外側に3つ、内側に2つ、背面に1つの計6つのポケットを備えて、こまごました荷物もすっきり整頓。背中のポケットは、お財布やカギなどの貴重品を入れるのにピッタリです。ファスナー付きなので混雑した場所でも安心。お会計の場面でもスムーズにお財布を取り出せます。

性別や世代を問わず使えるクラシカルなデザイン

SCATOLA/ZAiNO

本革と高強度ナイロンを組み合わせたZAiNOのクラシカルなたたずまいは、世代を問わず、ユニセックスに使えるデザインです。ブラックやグレーのシックなカラーから、ブルーやイエローの鮮やかカラーまでそろう全6色展開。カジュアルになりすぎない大人のリュックサックは、全国に愛用者が広がっています。

商品概要・ご購入はこちら!

SCATOLA

ZAiNO

参考価格: ¥30,800(税込)

「SCATOLA」はイタリア語で箱という意味。イタリアと日本で鞄づくりの経験と知識を積んだ玉川さんの 「お気に入りのものをどんどん詰められる箱のようなカバンでありたい」という願いが込められている。ZAiNOは基本的に受注生産で、同じテープと革を使った後づけのチェストベルトも販売中。

高田里穂さんが思う、福岡県のものづくりのこれから

高田里穂さん

中心部の博多付近は都会として進化する一方、私の地元・久留米では、巨峰や柿、いちごなどの農産物が盛んにつくられていて、福岡はまさに都会と田舎のハイブリッド! 空港から都心部への移動もしやすく、物価や家賃も安い。何を食べてもおいしくて、福岡に住みたい人が多いのも納得です。個人的には、明るく陽気な県民性も大好き! 福岡にいらした際は、ぜひ街の人との交流も楽しんでくださいね(笑)。
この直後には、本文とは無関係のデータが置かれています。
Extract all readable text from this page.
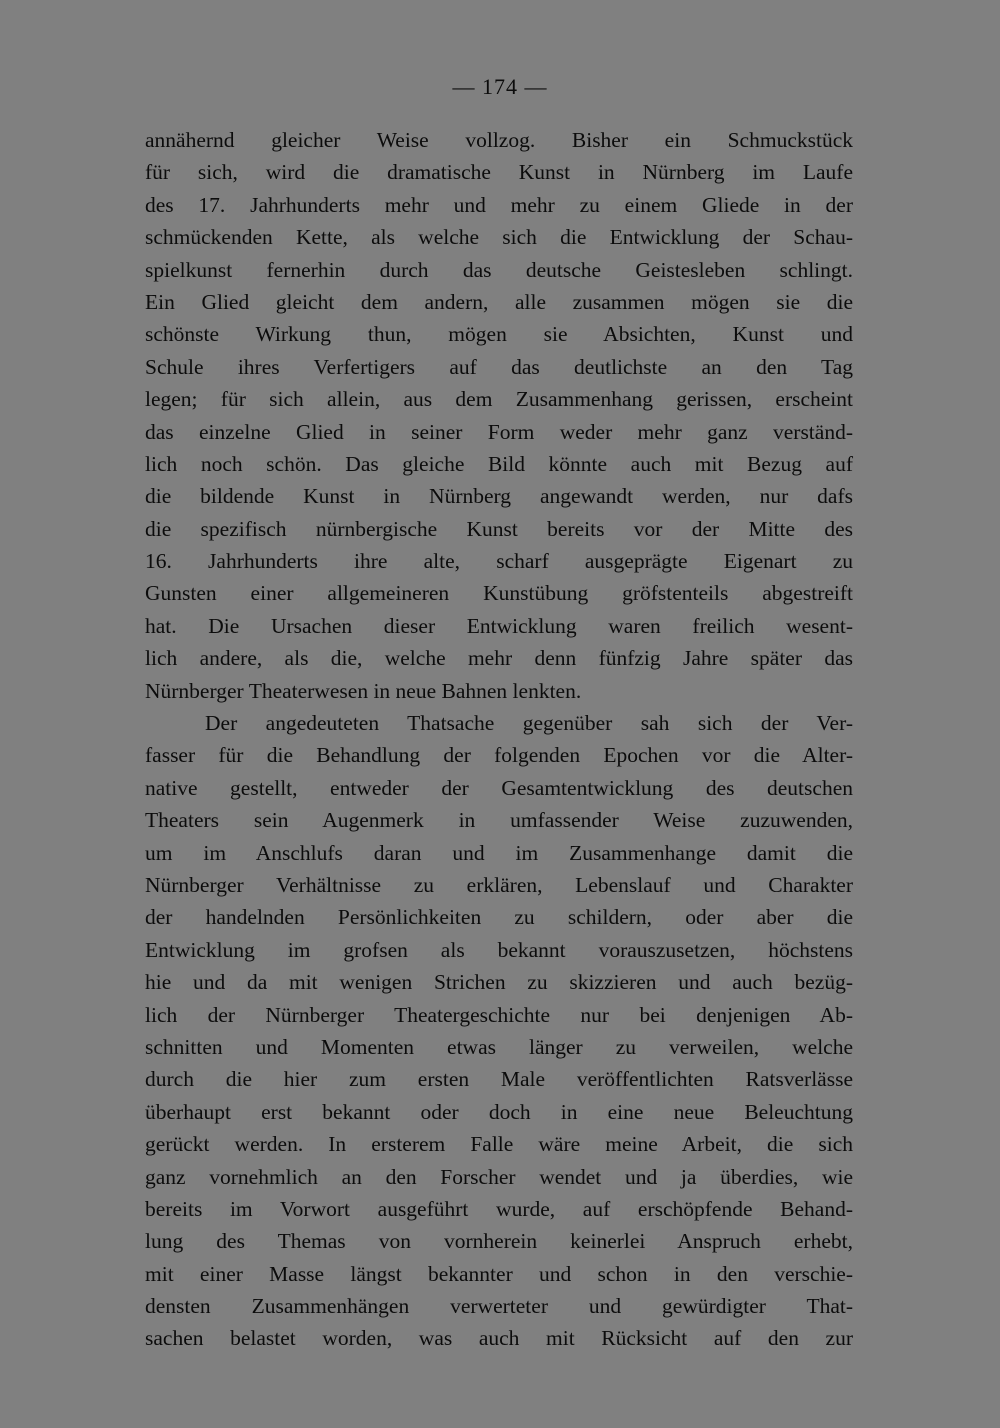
— 174 —
annähernd gleicher Weise vollzog. Bisher ein Schmuckstück
für sich, wird die dramatische Kunst in Nürnberg im Laufe
des 17. Jahrhunderts mehr und mehr zu einem Gliede in der
schmückenden Kette, als welche sich die Entwicklung der Schau-
spielkunst fernerhin durch das deutsche Geistesleben schlingt.
Ein Glied gleicht dem andern, alle zusammen mögen sie die
schönste Wirkung thun, mögen sie Absichten, Kunst und
Schule ihres Verfertigers auf das deutlichste an den Tag
legen; für sich allein, aus dem Zusammenhang gerissen, erscheint
das einzelne Glied in seiner Form weder mehr ganz verständ-
lich noch schön. Das gleiche Bild könnte auch mit Bezug auf
die bildende Kunst in Nürnberg angewandt werden, nur dafs
die spezifisch nürnbergische Kunst bereits vor der Mitte des
16. Jahrhunderts ihre alte, scharf ausgeprägte Eigenart zu
Gunsten einer allgemeineren Kunstübung gröfstenteils abgestreift
hat. Die Ursachen dieser Entwicklung waren freilich wesent-
lich andere, als die, welche mehr denn fünfzig Jahre später das
Nürnberger Theaterwesen in neue Bahnen lenkten.
Der angedeuteten Thatsache gegenüber sah sich der Ver-
fasser für die Behandlung der folgenden Epochen vor die Alter-
native gestellt, entweder der Gesamtentwicklung des deutschen
Theaters sein Augenmerk in umfassender Weise zuzuwenden,
um im Anschlufs daran und im Zusammenhange damit die
Nürnberger Verhältnisse zu erklären, Lebenslauf und Charakter
der handelnden Persönlichkeiten zu schildern, oder aber die
Entwicklung im grofsen als bekannt vorauszusetzen, höchstens
hie und da mit wenigen Strichen zu skizzieren und auch bezüg-
lich der Nürnberger Theatergeschichte nur bei denjenigen Ab-
schnitten und Momenten etwas länger zu verweilen, welche
durch die hier zum ersten Male veröffentlichten Ratsverlässe
überhaupt erst bekannt oder doch in eine neue Beleuchtung
gerückt werden. In ersterem Falle wäre meine Arbeit, die sich
ganz vornehmlich an den Forscher wendet und ja überdies, wie
bereits im Vorwort ausgeführt wurde, auf erschöpfende Behand-
lung des Themas von vornherein keinerlei Anspruch erhebt,
mit einer Masse längst bekannter und schon in den verschie-
densten Zusammenhängen verwerteter und gewürdigter That-
sachen belastet worden, was auch mit Rücksicht auf den zur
子どもの頃から久留米がすりや、ムーンスターの靴などを当たり前のように見てきて、工芸と産業のどちらのものづくりも身近な存在でした。上京してから福岡のローカルクラフトは全国的に有名なことを知り、あらためて衝撃を受けたことを覚えています。受け継いできた伝統を大切にしながら、時代に合わせて進化を続けていく福岡のものづくりに、これからも注目したいです!